I'm currently building my miter saw station and have been contemplating a fence for mine. This is a great idea, if you don't mind me stealing it I will put it onto mine after I'm done with it. Great idea to extend the kreg fence for repeats.

Mine so far, not even close to done.


----------



## MT_Stringer (Jul 21, 2009)

Post some pics when you get it finished.


----------



## PLK (Feb 11, 2014)

Will do, and will credit you for the kreg fence extension. Already trying to design a sketchup model for the kreg fence to incorporate your fence ad on. What was your final overall cross cut length 6 foot ish?

Paul


----------



## MT_Stringer (Jul 21, 2009)

60 inches. If the top piece were longer with several holes it could be extended or perhaps make a longer extension. I just used what I had on hand.
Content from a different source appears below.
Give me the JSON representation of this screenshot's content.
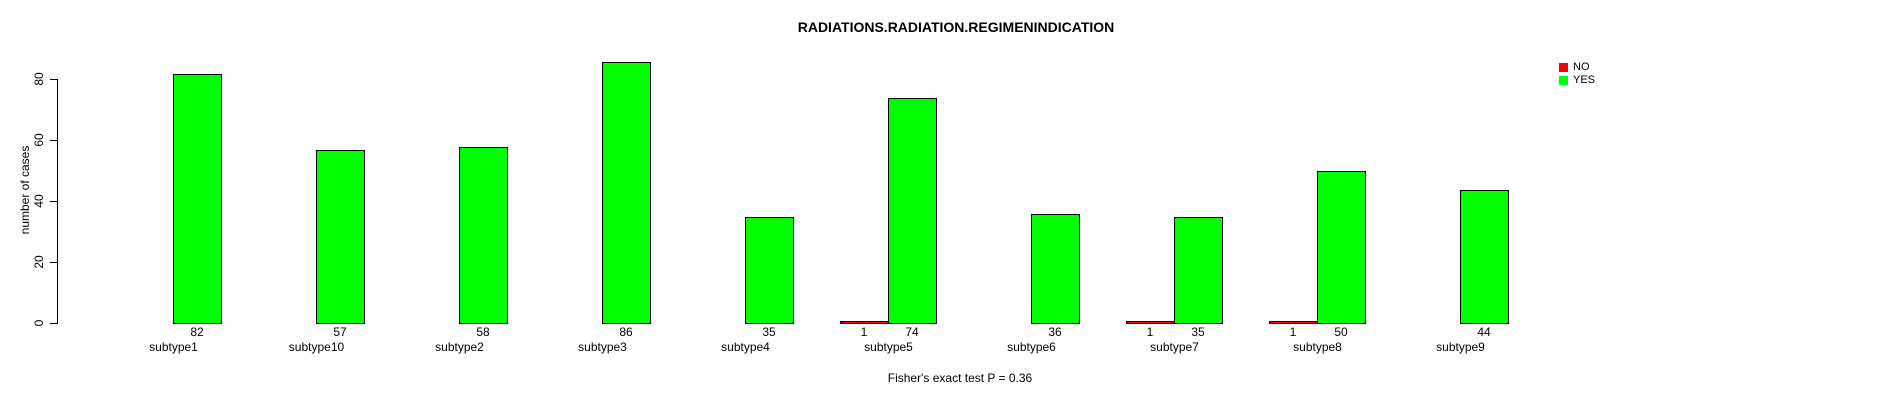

Check out my projects. I had used this extension on my crosscut sled. Later I rebuilt my sled so I could use dado blades and added the Kreg track to it also.


----------



## PLK (Feb 11, 2014)

Check out my projects for my sled. You might like it.

Paul


----------



## MT_Stringer (Jul 21, 2009)

Nice sled, Paul. It is way too big for my shop. I have very limited work area. Heck I wouldn't even have a place to store it. :-(

The fact my sled is adjustable works great when using the dado blade, which I did yesterday and will be doing again today.


----------